Mubadalah.id – Rancangan Undang-undang Penghapusan Kekerasan Seksual sampai saat ini masih menjadi polemik dan belum juga disahkan. Padahal naskah akademik dan draft rancangan Undang-undangnya telah diinisiasi oleh Komnas Perempuan sejak tahun 2012. Dan di tahun 2016 telah diserahkan kepada anggota DPR yang ditandatangani oleh 70 orang anggotanya.
RUU yang diharapkan untuk menekan kasus kekerasan seksual hingga melindungi korban ini selain mendapat dukungan juga sebagian lain menolaknya. Dari sejumlah sumber yang ditemui, penolakan terhadap RUU PKS dilakukan oleh kelompok-kelompok konservatif yang pemikirannya mulai nampak seiring menguatnya konservatisme agama di Indonesia.
Umumnya penolakan dilakukan dengan menggunakan dalil agama yang mereka yakini dan tafsiri. Oleh karenanya Kongres Ulama Perempuan Indonesia (KUPI) yang dilaksanakan pertama kali pada tanggal 25-27 April 2017 di Pondok Pesantren Kebon Jambu Babakan Ciwaringin dalam musyawarah keagamaan telah melahirkan tiga fatwa, salah satunya adalah tentang kekerasan seksual.
Ada tiga dasar hukum (adillah) yang mendasari Fatwa KUPI tentang kekerasan seksual ini. Pertama, Nash Al-Qur’an. Pesan QS al-Isra ayat 70 menjelaskan tentang status manusia (laki-laki dan perempuan) sebagai makhluk mulia, QS an-Nisa ayat 19 tentang larangan melecehkan martabat perempuan dan perintah memperlakukan mereka secara bermartabat. QS at-Taubah ayat 71 tentang perintah laki-laki dan perempuan untuk saling menjaga satu sama lain.
QS al-Ahzab ayat 58 tentang larangan menyakiti orang yang tidak bersalah, QS al-Buruuj ayat 10 tentang larangan mendatangkan bencana pada orang yang beriman, dan QS an-Nur ayat 4-5 tentang larangan menuduh perempuan baik-baik melakukan zina tanpa bukti.

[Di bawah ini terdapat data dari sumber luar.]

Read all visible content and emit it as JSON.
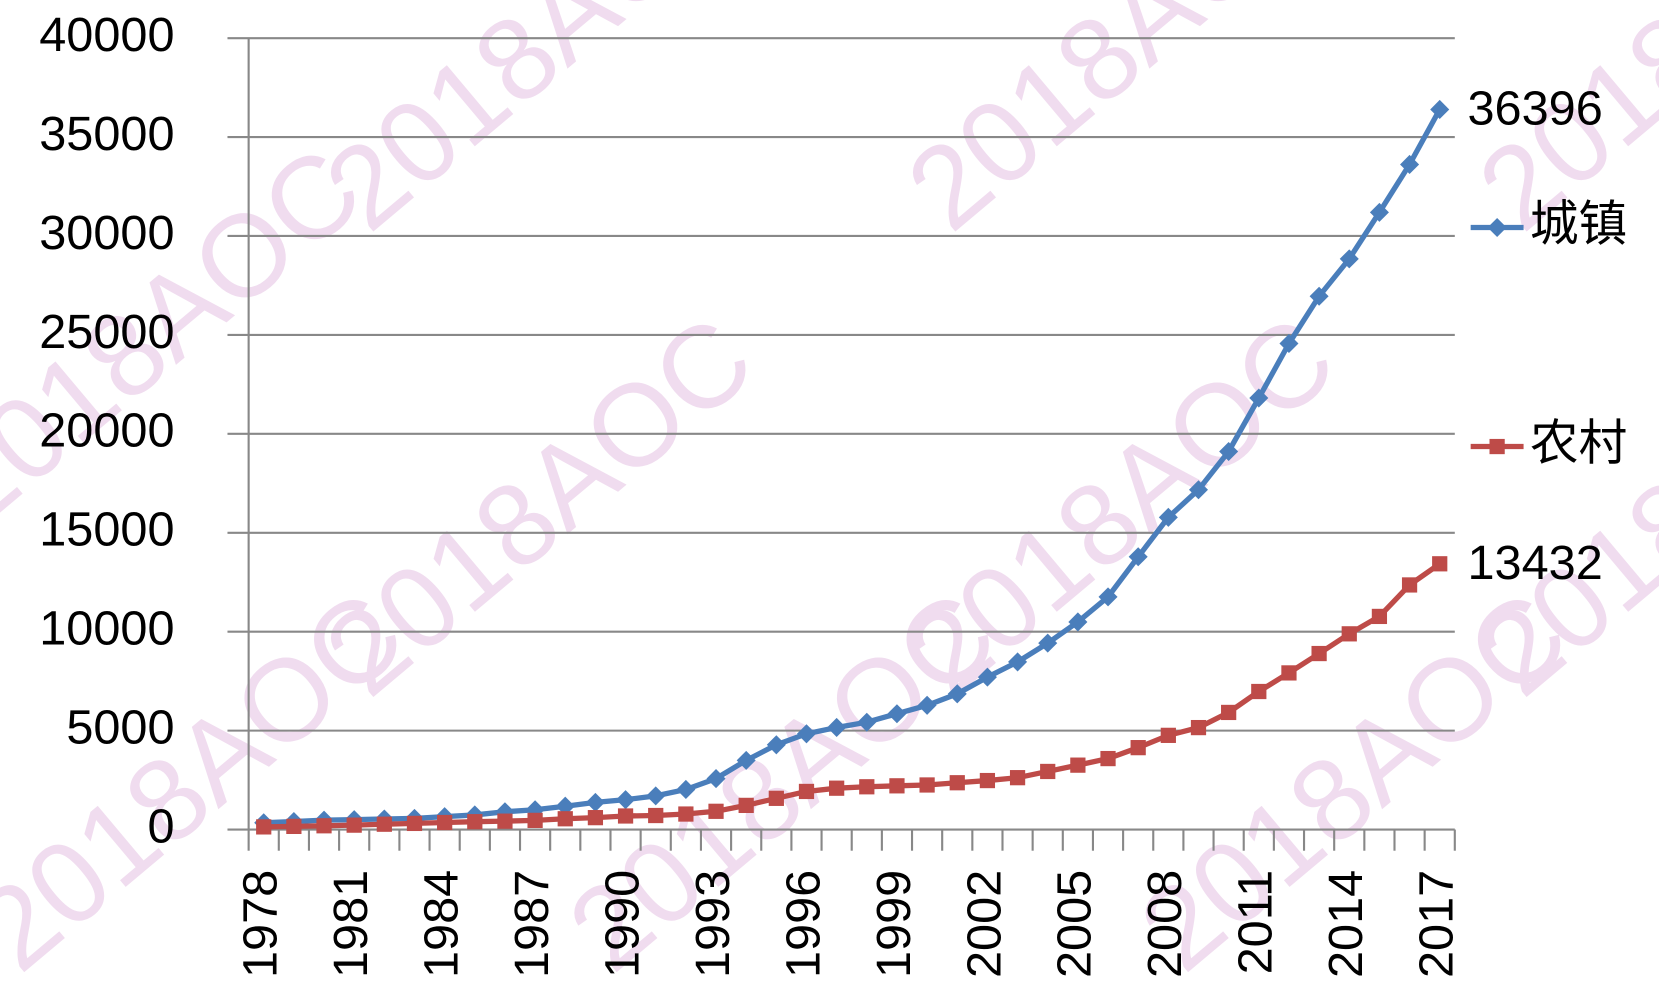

Kedua, Nash Hadist. Pesan hadist nomor 67 riwayat Bukhari dalam kitab Shahih Bukhari menjelaskan tentang perintah menjaga martabat kemanusiaan. ‘Dari Abdurrahman bin Abi Bakarah dari ayahnya, dari Nabi SAW bersabda: “Sesungguhnya darah-darah kalian, harta-harta kalian, kehormatan-kehormatan kalian adalah haram (untuk ditumpahkan, dikuasai secara zalim, dan dirobek-robek).
Begitupun pesan hadist nomor 2277 Riwayat Bukhari dalam kitab Shahih Bukhari menjelaskan tentang larangan perdagangan perempuan, sekalipun ia budak. Juga pada hadist nomor 5182 riwayat Bukhari dalam Shahih Bukhari menjelaskan tentang jenis-jenis perkawinan yang dilarang Islam karena mengandung penistaan,
Ketiga, pendapat para ulama (Aqwalul ‘Ulama). Imam Syafi’i dalam kitabnya al-Umm (Juz 1 hlm 14) memerintahkan untuk menjaga kemerdekaan orang lain. Wahbah Az-Zuhaili dalam kitab Fiqhul Islamy wa Adilatuhu (Juz 8 hlm 6416) menyebutkan perintah tentang melindungi hak asasi manusia. Dalam kitab yang sama (Juz 9 hlm 6598), beliau juga memerintahkan hubungan seksual dengan istri secara layak.
Pada Juz 8 (hlm 6208), Wahbah Az-Zuhaili juga menegaskan tentang larangan merampas kehormatan manusia. Begitupun dalam Qaraaraat wa Taushiyyaat Majma’il Fiqhil Islamiy ad-Dauliy tahun 1405-1430 H (hlm 1-185 dan 218), menjelaskan tentang kewajiban menghormati perempuan di setiap lini kehidupan. Dalam kitab yang sama juga menjelaskan tentang larangan mengeksploitasi perempuan di media dan perintah untuk memastikan perempuan sebagai kelompok sosial rentan untuk tidak dikorbankan dalam konflik apapun.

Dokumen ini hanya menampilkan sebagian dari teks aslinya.